Placebo aimed at children bitter pill to critics
JENNIFER Buettner was taking care of her young niece when the idea struck her. The child had a nagging case of hypochondria, and Mrs Buettner's mother-in-law, a nurse, instructed her to give the girl a tablet. "She told me it was the most benign thing I could give," Mrs Buettner said. "I thought, why give her any drug? Why not give her a placebo?"
Studies have repeatedly shown that placebos can produce improvements for many problems such as depression, pain and high blood pressure, and Mrs Buettner reasoned that she could harness the placebo effect to help her niece.
She sent her husband to the pharmacy to buy placebo pills. When he came back empty-handed, she said: "It was one of those 'aha!' moments when everything just clicks."
Mrs Buettner, 40, who lives in Maryland with her husband, seven-month-old son and 22-month-old twins, envisioned a children's placebo tablet that would empower parents to do something tangible for minor ills and reduce the unnecessary use of antibiotics and other medicines.
With the help of her husband, Dennis, she founded a placebo company and, without a hint of irony, named it Efficacy Brands. Its chewable, cherry-flavoured dextrose tablets, Obecalp (placebo spelt backwards), go on sale on Sunday at the Efficacy Brands website. Bottles of 50 tablets will sell for $US5.95 ($A6.20). The Buettners have plans for a liquid version too.

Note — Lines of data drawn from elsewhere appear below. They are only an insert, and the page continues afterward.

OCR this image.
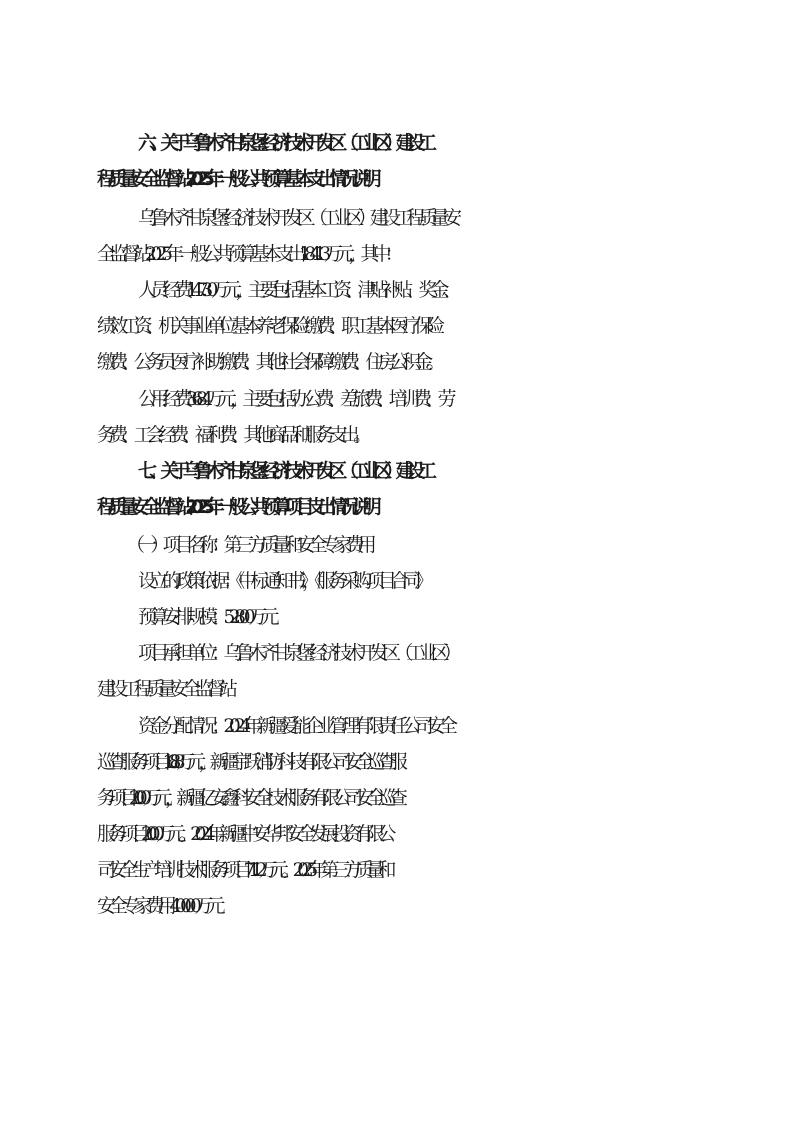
六、关于乌鲁木齐甘泉堡经济技术开发区（工业区）建设工
程质量安全监督站 2025 年一般公共预算基本支出情况说明
乌鲁木齐甘泉堡经济技术开发区（工业区）建设工程质量安
全监督站 2025 年一般公共预算基本支出 184.13 万元，其中：
人员经费 147.30 万元，主要包括基本工资、津贴补贴、奖金、
绩效工资、机关事业单位基本养老保险缴费、职工基本医疗保险
缴费、公务员医疗补助缴费、其他社会保障缴费、住房公积金。
公用经费 36.84 万元，主要包括办公费、差旅费、培训费、劳
务费、工会经费、福利费、其他商品和服务支出。
七、关于乌鲁木齐甘泉堡经济技术开发区（工业区）建设工
程质量安全监督站 2025 年一般公共预算项目支出情况说明
（一）项目名称：第三方质量和安全专家费用
设立的政策依据：《中标通知书》，《服务采购项目合同》
预算安排规模：528.00 万元
项目承担单位：乌鲁木齐甘泉堡经济技术开发区（工业区）
建设工程质量安全监督站
资金分配情况：2024 年新疆爱能企业管理有限责任公司安全
巡查服务项目 16.88 万元，新疆宇跃消防科技有限公司安全巡查服
务项目 20.00 万元，新疆亿安鑫科安全技术服务有限公司安全巡查
服务项目 20.00 万元。2024 年新疆中安华邦安全发展投资有限公
司安全生产培训技术服务项目 71.12 万元。2025 年第三方质量和
安全专家费用 400.00 万元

Because they contain no active drug, the pills will not be sold as a drug under Food and Drug Administration rules. They will be marketed as dietary supplements, meaning they can be sold at groceries, pharmacies and discount stores without a prescription.
But some experts question the premise behind the tablets. "Placebos are unpredictable," said Howard Brody, a medical ethicist and family physician at the University of Texas Medical Branch at Galveston. He said there was no way to predict who would respond.
"The idea that we can use a placebo as a general treatment method strikes me as inappropriate," Dr Brody said.
Mrs Buettner does not spell out the conditions that her pills could treat. As a parent, she said, "you'll know when Obecalp is necessary".
Franklin Miller, a bioethicist at the National Institutes of Health, said he was sceptical. "As a parent of three now-grown children, I can't think of a single instance where I'd want to give a placebo," he said.
Much of the power of the placebo effect seems to lie in the belief that it will work, and some experts question whether this expectation can be sustained if the person giving it knows it is a sham.
Most clinical trials that have shown benefits from placebos are double-blinded: neither the recipient nor the giver knows that the pills are fake.
Dr David Spiegel, a psychiatrist who studies placebos at the Stanford School of Medicine, said conditioning children to reach for relief in a pill could make them easy targets for quacks and pharmaceutical pitches later.